Oh, go on then... Without any trying of this out, just writing it out on-spec, the test-function creator might look like:
sub CreateDamageCheck { # Called whenever a cause of "Dam==something", or other relational variant, is detected
my ($rel,$qual) = @_; my $test;
if ($qual=~m/^\d+$/) { # If the quality matches a pure number
return sub { my ($refDamage) = @_; # $refDamage is for an elsewhere-defined reference to a hash about Damage
$val = ${$refDamage}{"Amount"}; # I sometimes get the {}s wrong in hashreferences, this may be such an occasion!
if ($rel eq "==") {return $val==$qual}
if ($rel eq "!=") {return $val!=$qual} # this sort of thing, for other relationships... could be neater...
} # END return sub (for damage comparison)
} # END if $qual is numeric
if (exists($elemental{$qual})) { # member of (more-)globally defined hash of defined elemental types!
return sub { my ($refDamage) = @_; # $refDamage is for an elsewhere-defined reference to a hash about Damage
$val = ${$refDamage}{"Element"}; # I sometimes get the {}s wrong in hashreferences, this may be such an occasion!
if ($rel eq "==") {return $val eq $qual}
if ($rel eq "!=") {return $val ne $qual} # Blah-de-blah
} # END return sub (for elemental comparison)
} # END if $qual is elemental
# ...Ditto for checks of $qual against other criteria (although already I can see repeated code that can surely be streamlined!)
} # END sub CreateDamageCheck
So, on getting a "Dam==Cold" match, you'd extract the "==" and "Cold" (may need to do something about case) and effectively set something that was:
my $check = CreateDamageCheck("==","Cold")
This would(/should, subject to me getting it right!) give a $check that was a reference to an otherwise anonymous function that you could call as:
&$check(\%RoundDamage)
at every point that the item with this $check stored within it[1] is called.
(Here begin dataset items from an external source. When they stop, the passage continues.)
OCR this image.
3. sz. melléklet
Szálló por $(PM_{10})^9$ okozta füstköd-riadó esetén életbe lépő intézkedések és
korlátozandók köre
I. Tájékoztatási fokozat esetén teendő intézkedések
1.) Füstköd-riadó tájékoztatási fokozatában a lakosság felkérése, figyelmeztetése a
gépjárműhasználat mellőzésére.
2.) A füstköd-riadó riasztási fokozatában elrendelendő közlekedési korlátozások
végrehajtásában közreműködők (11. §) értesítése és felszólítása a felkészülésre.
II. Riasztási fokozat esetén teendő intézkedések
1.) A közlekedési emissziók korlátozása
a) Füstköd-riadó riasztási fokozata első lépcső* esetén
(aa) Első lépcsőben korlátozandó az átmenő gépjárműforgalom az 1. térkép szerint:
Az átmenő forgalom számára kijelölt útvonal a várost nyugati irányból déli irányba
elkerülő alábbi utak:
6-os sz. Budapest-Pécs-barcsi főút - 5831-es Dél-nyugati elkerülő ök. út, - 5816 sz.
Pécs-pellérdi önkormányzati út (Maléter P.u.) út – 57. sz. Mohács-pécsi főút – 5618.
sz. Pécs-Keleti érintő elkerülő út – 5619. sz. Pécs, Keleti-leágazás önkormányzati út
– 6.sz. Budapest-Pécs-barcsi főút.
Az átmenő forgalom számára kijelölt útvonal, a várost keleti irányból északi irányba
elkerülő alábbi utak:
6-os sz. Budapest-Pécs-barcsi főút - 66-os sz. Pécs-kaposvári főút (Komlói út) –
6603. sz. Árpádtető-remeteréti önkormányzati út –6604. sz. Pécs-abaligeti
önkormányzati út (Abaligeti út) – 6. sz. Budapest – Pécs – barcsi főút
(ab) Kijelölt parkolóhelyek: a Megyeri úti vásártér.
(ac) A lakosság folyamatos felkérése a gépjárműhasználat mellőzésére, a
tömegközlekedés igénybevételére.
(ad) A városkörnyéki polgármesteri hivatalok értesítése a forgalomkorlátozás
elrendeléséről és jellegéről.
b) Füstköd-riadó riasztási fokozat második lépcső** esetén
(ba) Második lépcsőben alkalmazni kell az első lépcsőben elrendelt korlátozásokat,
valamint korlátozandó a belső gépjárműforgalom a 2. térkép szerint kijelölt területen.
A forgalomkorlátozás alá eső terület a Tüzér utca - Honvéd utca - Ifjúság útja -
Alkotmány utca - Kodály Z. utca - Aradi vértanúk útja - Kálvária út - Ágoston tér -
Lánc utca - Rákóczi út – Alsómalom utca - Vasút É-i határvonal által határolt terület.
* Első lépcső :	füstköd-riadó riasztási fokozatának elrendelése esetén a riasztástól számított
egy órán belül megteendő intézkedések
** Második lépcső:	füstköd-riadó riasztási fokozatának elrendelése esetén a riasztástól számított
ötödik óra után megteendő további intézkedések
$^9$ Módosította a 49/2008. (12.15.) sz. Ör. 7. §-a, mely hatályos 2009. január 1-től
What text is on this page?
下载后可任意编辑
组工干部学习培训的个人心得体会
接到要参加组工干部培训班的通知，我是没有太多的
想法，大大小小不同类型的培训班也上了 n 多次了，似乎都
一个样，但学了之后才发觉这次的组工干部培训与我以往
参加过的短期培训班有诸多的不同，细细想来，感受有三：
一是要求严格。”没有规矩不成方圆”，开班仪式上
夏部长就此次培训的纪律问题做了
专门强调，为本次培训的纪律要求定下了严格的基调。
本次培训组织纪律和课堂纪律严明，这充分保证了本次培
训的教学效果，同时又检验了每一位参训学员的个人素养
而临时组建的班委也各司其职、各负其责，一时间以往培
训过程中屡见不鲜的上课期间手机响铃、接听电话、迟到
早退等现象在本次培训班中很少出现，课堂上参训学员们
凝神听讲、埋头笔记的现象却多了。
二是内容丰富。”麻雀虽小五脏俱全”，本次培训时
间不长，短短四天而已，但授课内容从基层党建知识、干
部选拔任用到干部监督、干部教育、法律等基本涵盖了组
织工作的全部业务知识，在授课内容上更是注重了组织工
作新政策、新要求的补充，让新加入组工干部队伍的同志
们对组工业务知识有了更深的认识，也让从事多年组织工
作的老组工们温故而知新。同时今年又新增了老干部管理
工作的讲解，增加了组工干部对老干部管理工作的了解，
If it returns a true value, then the &$result() that you created in a similar manner would be called, either acting on combat variables globally within the current scope (bad idea?) or being passed its own \%Whatever full of data (and references of data) to the current combat situation.
But, as I said, this is an untested and on-spec answer, based upon a vague original suggestion, being demonstrated within a language that is
not your particular variant of the C-family, and being written without reference to
any of your other data structures... And, like I said, I'm procedurally/functionally/data-orientated, by various degrees, whereas I know your stuff is object-orientated... So there's an additional sticking point of translation.
(Hmm, not sure if this is a helpful reply at all, then... Probably not.)
[1] Probably you'd take the [$check,$result] two-element array ($result having come from a similar function-creating process to parse the effect string) and stack this cause-and-affect pairing (as well as all others) in the array that is referenced under "special effects". Whether you process the special-effects queue until you get a valid effect, or process it all (stacking
all of them) or even engineer a "case/break" possibility, somehow, is up-to-you... Actually, it's up to me, as I realise that I'm explaining what
I'd do, again, and it probably isn't how you (or any other sane person) would do it.